Bodies, populations - nothing can grow exponentially forever. It just can't. I know this. But for some reason, it's much easier for me to believe that microbial bacteria in the ocean will obey the laws of biology and physics than for me to believe that my body will behave in an equally appropriate fashion. Logic: reveal yourself!


  1. I actually believe pretty heartily in the set point theory, if only based on my personal experience. If I'm eating properly, exercising in moderation, and not engaging in ED symptoms, my body will naturally hang around a certain weight (plus or minus a few pounds, accounting for normal flux, etc). My problem isn't in believing in the theory, it's in knowing (roughly) what my set point is and HATING that number and size. I am, from what I can tell, not one of those recovering anorexics that will naturally settle at an adorably petite size, but, due to genetics and whatever else, will settle higher than I'm comfortable with.

    I mean "comfortable with" is all a load of crock anyway when you're recovering from an ED, but whatever. I'm not comfortable now, I wasn't comfortable X pounds up, and I wasn't comfortable X pounds down.

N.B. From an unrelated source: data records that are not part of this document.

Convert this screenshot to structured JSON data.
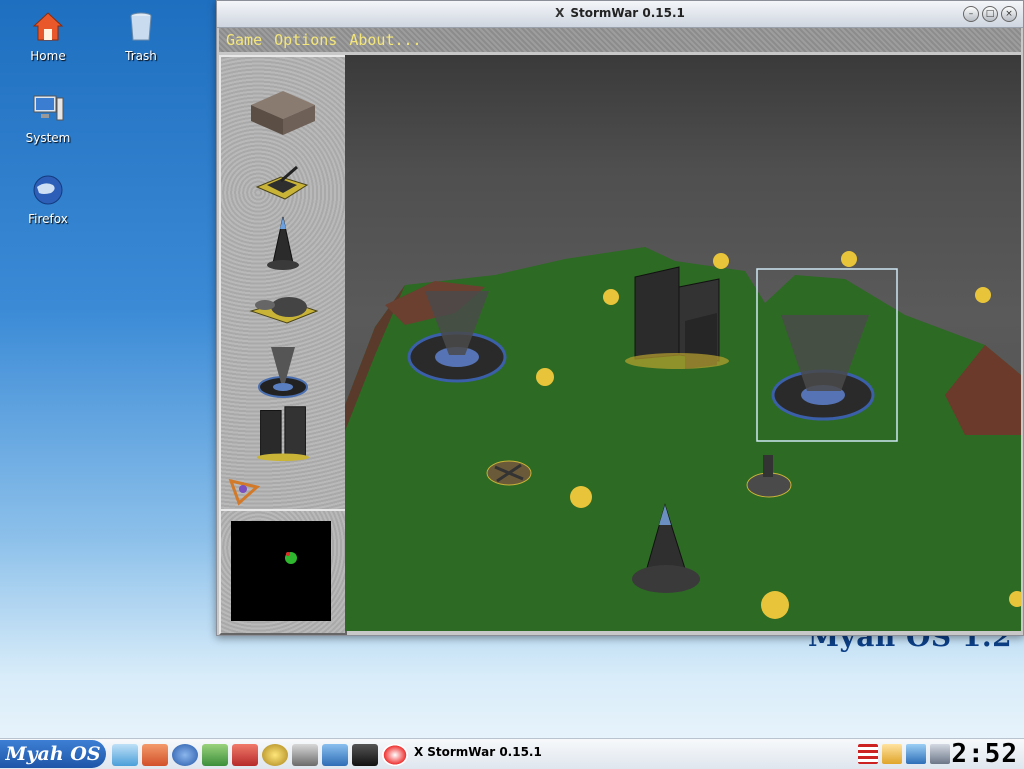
{
  "desktop": {
    "icons": [
      {
        "label": "Home"
      },
      {
        "label": "Trash"
      },
      {
        "label": "System"
      },
      {
        "label": "Firefox"
      }
    ],
    "brand_text": "Myah OS 1.2"
  },
  "window": {
    "title": "StormWar 0.15.1",
    "controls": [
      "minimize-icon",
      "maximize-icon",
      "close-icon"
    ]
  },
  "menubar": {
    "items": [
      "Game",
      "Options",
      "About..."
    ]
  },
  "sidebar": {
    "units": [
      "ground-block",
      "tank-unit",
      "tower-unit",
      "hovercraft-unit",
      "storm-generator",
      "tower-buildings",
      "cursor-marker"
    ]
  },
  "taskbar": {
    "start_label": "Myah OS",
    "task_title": "StormWar 0.15.1",
    "clock": "2:52",
    "colors": {
      "start": "#1e56a8",
      "menu_text": "#f4e67a"
    }
  }
}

I suppose I should at least be grateful that my body is functioning more normally now? :-/

    Officially chalking this up to the LEAST helpful comment ever. Sorry. :-p

  2. I believe in set points (also from personal experience), but I also believe that set points can shift. For instance, when I was recovering, my Set point was X (which represents about a 3 pound range). As I held my intake steady (and even increased it) and kept exercise steady, about 15 months after weight restoration to X and 15 months of super consistently following a meal plan, my body mysteriously went to X - Y. And, now, my body stays in the X - Y range and it is hard for my body to move out of that new range. I really do believe my set point shifted. I don't have articles to name off the top of my head, but I've heard that set points can shift. I've heard that yo-yo dietiting can raise your set point. I've heard that people who are obese may have manipulated their set point to a higher one, but, over time, their set point can decrease. I may possibly be making all of this up, but I don't think so....

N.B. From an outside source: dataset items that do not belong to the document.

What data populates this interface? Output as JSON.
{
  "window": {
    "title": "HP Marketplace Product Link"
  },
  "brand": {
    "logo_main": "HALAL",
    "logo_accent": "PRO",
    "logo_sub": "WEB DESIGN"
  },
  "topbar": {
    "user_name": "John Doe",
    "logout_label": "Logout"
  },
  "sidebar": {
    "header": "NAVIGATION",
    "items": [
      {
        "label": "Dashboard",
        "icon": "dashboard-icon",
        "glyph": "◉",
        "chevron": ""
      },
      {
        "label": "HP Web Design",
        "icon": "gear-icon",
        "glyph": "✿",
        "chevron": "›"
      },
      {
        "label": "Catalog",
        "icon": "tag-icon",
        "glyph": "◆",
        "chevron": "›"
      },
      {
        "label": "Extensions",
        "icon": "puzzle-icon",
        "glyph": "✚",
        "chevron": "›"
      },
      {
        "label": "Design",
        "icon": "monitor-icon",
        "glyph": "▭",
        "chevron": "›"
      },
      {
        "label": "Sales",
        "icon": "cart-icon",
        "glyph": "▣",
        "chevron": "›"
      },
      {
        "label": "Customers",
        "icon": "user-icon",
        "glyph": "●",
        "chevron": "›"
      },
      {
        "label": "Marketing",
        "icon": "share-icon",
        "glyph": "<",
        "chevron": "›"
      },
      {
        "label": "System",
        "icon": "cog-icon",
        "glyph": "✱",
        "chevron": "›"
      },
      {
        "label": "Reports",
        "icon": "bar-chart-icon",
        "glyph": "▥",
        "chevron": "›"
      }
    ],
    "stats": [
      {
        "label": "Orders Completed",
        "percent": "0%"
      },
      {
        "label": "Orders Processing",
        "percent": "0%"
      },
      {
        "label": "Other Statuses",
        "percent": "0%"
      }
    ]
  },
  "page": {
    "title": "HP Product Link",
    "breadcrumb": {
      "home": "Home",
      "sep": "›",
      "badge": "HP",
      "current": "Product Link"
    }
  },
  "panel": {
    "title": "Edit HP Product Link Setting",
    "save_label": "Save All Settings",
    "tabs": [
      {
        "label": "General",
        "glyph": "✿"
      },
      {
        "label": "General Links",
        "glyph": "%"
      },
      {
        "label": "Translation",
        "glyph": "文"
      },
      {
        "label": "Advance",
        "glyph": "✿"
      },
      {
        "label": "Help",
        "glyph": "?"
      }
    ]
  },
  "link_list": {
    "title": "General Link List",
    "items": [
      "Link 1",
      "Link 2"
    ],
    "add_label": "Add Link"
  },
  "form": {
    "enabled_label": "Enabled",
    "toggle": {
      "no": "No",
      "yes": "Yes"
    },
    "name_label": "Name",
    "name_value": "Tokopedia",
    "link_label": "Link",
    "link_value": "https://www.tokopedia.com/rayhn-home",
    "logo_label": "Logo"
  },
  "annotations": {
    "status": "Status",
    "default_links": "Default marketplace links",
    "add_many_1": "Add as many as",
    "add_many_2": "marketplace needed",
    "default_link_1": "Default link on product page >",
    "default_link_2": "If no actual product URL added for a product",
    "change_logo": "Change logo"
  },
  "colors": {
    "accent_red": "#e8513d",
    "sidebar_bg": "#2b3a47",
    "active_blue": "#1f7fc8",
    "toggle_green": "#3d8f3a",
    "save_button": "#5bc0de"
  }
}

  3. You win loads more points upon the awesome I had already granted for finding a way to tie Malthusian theory into your blog. Rock on, my friend, biology is awesome...a great example of this is deer in the U.S. We've wiped out their natural predators, so in areas where they weren't hunted enough, their populations rocketed until they exhausted their food supply and had mass die-offs. Nature likes balance.

    I definitely have a very hard time trusting that the set point phenomenon would apply to me as well. To be honest, though, every experience/observation I can think of really does support that it does indeed exist. My mom lost a lot of weight (three kids' worth of "baby weight") my first couple of years of college, and when she went back to school herself a few years ago and essentially gave up her entire exercise regimen (she had been up to running half-marathons), she put a bit of weight back on....but honestly not that much. It was like her body had resettled at its old, pre-baby set point. That's one anecdote, but it happens all the time.

    Honestly, bodies are smart, and they do "want" to be healthy. I think it's really common for us to treat them like a kid that we assume is going to be a rebellious teenager, micromanaging until the relationship becomes toxic, instead of giving them the chance to prove that they are way smarter and more responsible that we've been giving them credit for.

    1. Cammy! Whew, I was hoping you'd step in and take the science off my hands. Hopefully I didn't completely butcher it. Blame Wikipedia.